Das Theater LeBe bespielt ab 1. Juli den Theaterhof im Freien mit "Lebe unter Sternen" und wandert ab 15. Juli mit "Love Letters" in den neu gestalteten Saal. Rosie Belic und Nikolaus Lechthaler im Gespräch.

Theater unter Sternen in der Grazer Herrgottwiesgasse: Nikolaus Lechthaler und Rosie Belic © LeBe
 

Wie hat sich der Innenhof beim Theater LeBe als Spielort-Alternative ergeben?
ROSIE BELIC: Die Idee gibt es schon seit der Eröffnung unseres Theaters 2008. Durch unzählige Sommertheater-Produktionen in diversen Höfen in der Innenstadt geeicht, schien es uns eine geeignete Alternative zu sein, um eine „nicht gut gelaufene Saison“ zu kompensieren.

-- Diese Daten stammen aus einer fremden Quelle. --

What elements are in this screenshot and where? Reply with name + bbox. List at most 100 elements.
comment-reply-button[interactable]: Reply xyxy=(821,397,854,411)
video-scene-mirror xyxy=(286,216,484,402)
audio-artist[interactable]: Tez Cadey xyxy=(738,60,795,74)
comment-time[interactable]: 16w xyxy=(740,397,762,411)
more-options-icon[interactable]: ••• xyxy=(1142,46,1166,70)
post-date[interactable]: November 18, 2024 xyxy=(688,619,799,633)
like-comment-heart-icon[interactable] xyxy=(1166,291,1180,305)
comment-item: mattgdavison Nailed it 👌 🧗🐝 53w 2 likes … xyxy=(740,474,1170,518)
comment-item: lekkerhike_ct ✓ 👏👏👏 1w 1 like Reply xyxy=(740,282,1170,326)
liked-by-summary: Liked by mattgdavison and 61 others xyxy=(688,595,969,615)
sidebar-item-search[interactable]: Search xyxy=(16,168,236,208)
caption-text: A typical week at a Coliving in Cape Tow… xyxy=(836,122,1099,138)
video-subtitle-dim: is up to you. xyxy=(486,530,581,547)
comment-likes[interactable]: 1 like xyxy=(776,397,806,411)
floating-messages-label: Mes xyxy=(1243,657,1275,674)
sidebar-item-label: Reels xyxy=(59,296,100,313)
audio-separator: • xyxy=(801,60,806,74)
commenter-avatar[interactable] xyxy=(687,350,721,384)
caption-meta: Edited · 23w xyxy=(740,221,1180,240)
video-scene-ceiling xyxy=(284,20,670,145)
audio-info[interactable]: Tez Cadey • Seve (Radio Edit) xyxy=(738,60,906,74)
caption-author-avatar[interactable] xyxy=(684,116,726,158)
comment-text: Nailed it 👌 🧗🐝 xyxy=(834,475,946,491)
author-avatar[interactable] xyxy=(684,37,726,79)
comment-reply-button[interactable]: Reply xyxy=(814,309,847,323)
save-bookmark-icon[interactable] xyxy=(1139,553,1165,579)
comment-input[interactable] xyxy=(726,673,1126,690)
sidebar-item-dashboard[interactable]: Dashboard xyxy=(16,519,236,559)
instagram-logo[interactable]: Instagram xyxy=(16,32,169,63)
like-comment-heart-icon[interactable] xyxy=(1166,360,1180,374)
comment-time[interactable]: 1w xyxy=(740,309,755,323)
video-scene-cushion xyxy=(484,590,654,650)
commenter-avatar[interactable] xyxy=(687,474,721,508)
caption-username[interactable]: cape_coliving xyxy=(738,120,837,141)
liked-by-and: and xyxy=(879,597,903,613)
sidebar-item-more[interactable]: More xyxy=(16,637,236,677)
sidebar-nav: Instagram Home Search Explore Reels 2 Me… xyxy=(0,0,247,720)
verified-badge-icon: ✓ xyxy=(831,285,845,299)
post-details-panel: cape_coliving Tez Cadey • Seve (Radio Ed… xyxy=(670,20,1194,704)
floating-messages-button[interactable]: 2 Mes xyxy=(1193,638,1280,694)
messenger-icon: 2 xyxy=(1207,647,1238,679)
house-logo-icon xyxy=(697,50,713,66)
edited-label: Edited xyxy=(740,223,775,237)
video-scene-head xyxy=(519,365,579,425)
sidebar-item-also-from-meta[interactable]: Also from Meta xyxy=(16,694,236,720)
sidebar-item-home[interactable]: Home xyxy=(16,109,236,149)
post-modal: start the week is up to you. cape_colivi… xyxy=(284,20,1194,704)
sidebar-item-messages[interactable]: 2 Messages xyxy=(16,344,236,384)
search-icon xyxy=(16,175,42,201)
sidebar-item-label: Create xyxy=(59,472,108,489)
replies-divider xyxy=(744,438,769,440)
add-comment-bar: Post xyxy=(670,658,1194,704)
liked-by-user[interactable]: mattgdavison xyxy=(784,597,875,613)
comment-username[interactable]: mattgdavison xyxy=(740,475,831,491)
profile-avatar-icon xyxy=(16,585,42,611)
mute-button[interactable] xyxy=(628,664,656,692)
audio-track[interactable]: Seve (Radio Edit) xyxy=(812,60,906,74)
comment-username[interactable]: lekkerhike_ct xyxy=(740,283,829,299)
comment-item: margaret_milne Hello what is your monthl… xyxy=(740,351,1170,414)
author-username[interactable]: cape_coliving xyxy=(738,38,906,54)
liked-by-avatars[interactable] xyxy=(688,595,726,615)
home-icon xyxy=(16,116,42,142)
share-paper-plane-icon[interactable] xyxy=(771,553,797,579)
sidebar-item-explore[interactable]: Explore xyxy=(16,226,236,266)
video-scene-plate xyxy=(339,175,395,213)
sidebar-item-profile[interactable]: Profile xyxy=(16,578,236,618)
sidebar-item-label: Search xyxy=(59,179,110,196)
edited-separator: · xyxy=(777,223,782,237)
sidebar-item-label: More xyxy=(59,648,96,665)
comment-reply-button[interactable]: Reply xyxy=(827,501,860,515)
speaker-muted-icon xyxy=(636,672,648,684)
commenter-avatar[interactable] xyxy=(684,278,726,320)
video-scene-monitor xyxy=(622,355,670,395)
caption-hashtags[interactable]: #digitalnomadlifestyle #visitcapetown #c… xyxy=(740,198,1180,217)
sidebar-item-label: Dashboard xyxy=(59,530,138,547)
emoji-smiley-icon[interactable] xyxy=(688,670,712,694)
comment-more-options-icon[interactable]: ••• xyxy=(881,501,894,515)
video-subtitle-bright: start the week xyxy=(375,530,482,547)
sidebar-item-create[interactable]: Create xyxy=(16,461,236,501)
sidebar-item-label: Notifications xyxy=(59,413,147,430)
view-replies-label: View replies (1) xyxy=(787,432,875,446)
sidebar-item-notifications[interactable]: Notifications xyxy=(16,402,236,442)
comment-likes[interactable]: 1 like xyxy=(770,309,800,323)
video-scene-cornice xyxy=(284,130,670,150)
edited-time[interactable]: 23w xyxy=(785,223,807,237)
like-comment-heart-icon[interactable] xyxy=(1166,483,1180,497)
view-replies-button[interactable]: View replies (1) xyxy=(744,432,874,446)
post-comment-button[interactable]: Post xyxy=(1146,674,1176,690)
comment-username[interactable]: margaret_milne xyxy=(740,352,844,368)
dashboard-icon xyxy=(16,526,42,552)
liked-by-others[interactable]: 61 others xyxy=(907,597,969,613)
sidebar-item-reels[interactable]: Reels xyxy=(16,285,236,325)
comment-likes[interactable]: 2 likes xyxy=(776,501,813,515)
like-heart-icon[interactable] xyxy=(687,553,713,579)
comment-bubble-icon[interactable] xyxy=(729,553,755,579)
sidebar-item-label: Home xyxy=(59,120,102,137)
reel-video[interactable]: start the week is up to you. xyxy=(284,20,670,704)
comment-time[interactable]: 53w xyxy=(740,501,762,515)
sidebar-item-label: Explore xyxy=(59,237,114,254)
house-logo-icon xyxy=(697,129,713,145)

Und die ist heuer Corona bedingt gewaltig schief gegangen! Nach zwei vom Publikum gestürmten Produktionen ( „Es war die Lerche“, „Mit Deinen Augen“) kam der Lockdown. „Besuch bei Mr. Green“ mussten wir am Tag der Premiere absagen, „Zwei Männer ganz nackt“ auf die nächste Saison verschieben. Unser Theater verfiel über zwei Monate in einen Dornröschenschlaf. Aber jetzt wollen und müssen wir endlich das LeBe wieder wach küssen! Die Idee „LEBE unter Sternen“ reifte als Open-Air-Alternative im Hof unseres Theaters, um die Angst vor zu viel Nähe im Innenraum zu nehmen. Das war etwas blauäugig gedacht. Wir hatten nicht mit den harten Auflagen der Behörden gerechnet.